La fonction première d'un nkondi est d'être le réceptacle d'un esprit capable de se projeter et de voyager de sa base, de traquer et de nuire à autrui. De nombreux nkondi étaient détenus publiquement et étaient utilisés pour affirmer l'allégeance ou pour protéger des villages et d'autres lieux contre la sorcellerie ou les malfaiteurs. Ils ont donc le pouvoir d'éloigner le danger et les blessures et de renvoyer les mauvais sorts.

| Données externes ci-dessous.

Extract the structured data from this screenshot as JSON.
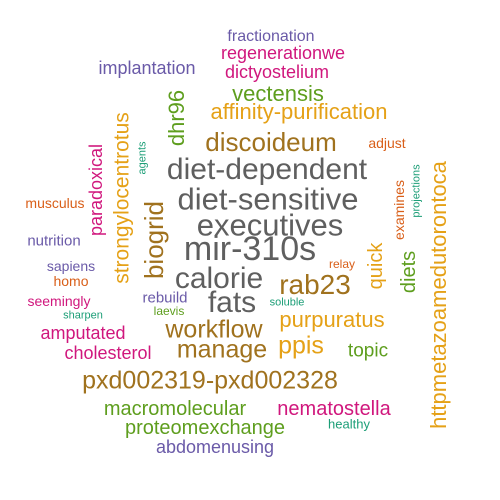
{
  "palette": {
    "purple": "#6a5aa8",
    "magenta": "#d0177d",
    "green": "#5e9e1e",
    "gold": "#e5a117",
    "brown": "#a0721e",
    "gray": "#5f5f5f",
    "orange": "#d95f19",
    "teal": "#1c9e77"
  },
  "words": {
    "fractionation": "fractionation",
    "regenerationwe": "regenerationwe",
    "implantation": "implantation",
    "dictyostelium": "dictyostelium",
    "vectensis": "vectensis",
    "dhr96": "dhr96",
    "affinity_purification": "affinity-purification",
    "strongylocentrotus": "strongylocentrotus",
    "discoideum": "discoideum",
    "adjust": "adjust",
    "httpmetazoamedutorontoca": "httpmetazoamedutorontoca",
    "agents": "agents",
    "paradoxical": "paradoxical",
    "diet_dependent": "diet-dependent",
    "projections": "projections",
    "examines": "examines",
    "musculus": "musculus",
    "diet_sensitive": "diet-sensitive",
    "biogrid": "biogrid",
    "executives": "executives",
    "nutrition": "nutrition",
    "mir_310s": "mir-310s",
    "quick": "quick",
    "diets": "diets",
    "sapiens": "sapiens",
    "relay": "relay",
    "homo": "homo",
    "calorie": "calorie",
    "rab23": "rab23",
    "seemingly": "seemingly",
    "rebuild": "rebuild",
    "fats": "fats",
    "soluble": "soluble",
    "sharpen": "sharpen",
    "laevis": "laevis",
    "purpuratus": "purpuratus",
    "amputated": "amputated",
    "workflow": "workflow",
    "cholesterol": "cholesterol",
    "manage": "manage",
    "ppis": "ppis",
    "topic": "topic",
    "pxd": "pxd002319-pxd002328",
    "macromolecular": "macromolecular",
    "nematostella": "nematostella",
    "proteomexchange": "proteomexchange",
    "healthy": "healthy",
    "abdomenusing": "abdomenusing"
  }
}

Ceci est obtenu en incorporant un pouvoir spirituel à l'intérieur des minkisi comme les nkondi.
Le vocable de nkondi a des liens avec les conceptions Kongo de la sorcellerie qui sont ancrées dans la conviction qu'il est possible aux humains de recruter des forces spirituelles pour infliger des dommages à autrui en les maudissant ou en leur causant des malheurs, des accidents ou des maladies mentales ou autres.

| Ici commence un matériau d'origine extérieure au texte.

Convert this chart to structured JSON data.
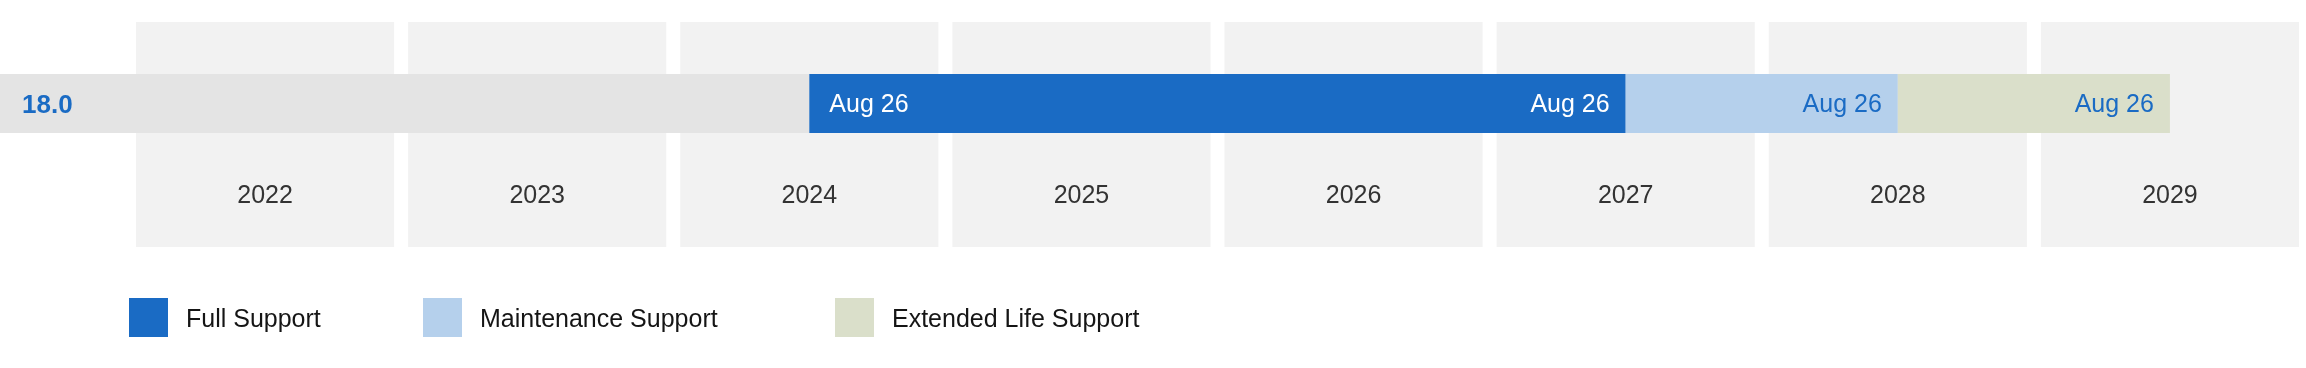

Une expression fréquemment utilisée pour enfoncer des clous dans un nkondi est « koma nloka » (attacher ou marteler dans une malédiction) provient de deux anciennes racines bantou « kom- », qui inclut le martèlement dans son champ sémantique et « -dog- » qui implique la sorcellerie et la malédiction [2].
« Kindoki » « Ndotchi », un terme dérivé de la même racine, est largement associé à la sorcellerie ou à des malédictions contre autrui, mais désigne en réalité toute action destinée à inciter les esprits à nuire à autrui. S'il est exercé à titre privé pour des raisons égoïstes, l'utilisation de ce pouvoir est classifié comme de la sorcellerie, mais si ce pouvoir est utilisé publiquement par un village, une tribu, des dirigeants politiques ou comme une mesure de protection envers des innocents, dans ce cas, il ne s'agit pas de sorcellerie [3].
Dans les précis de catéchisme de 1624, qui reflète probablement le langage chrétien remontant à l'ancien catéchisme de 1557, le verbe koma était traduit par « crucifier »[4].
De par leur nature agressive, de nombreux Nkondi à formes humaines sont sculptés, les mains posées sur les hanches ou levées, parfois armées. L'aspect effrayant évoque évidemment les châtiments qui frapperaient les parjures.
La première représentation d'un nkisi dans cette pose est visible dans les armoiries du royaume de Kongo, conçues vers 1512 et illustrées entre 1528 et 1541, où une « statue » brisée est représentée avec ce geste à la base du bouclier [5]. Les minkisi à clous ne sont pas décrits dans la littérature laissée par les missionnaires ou par d'autres du XVIè au XIXè siècle.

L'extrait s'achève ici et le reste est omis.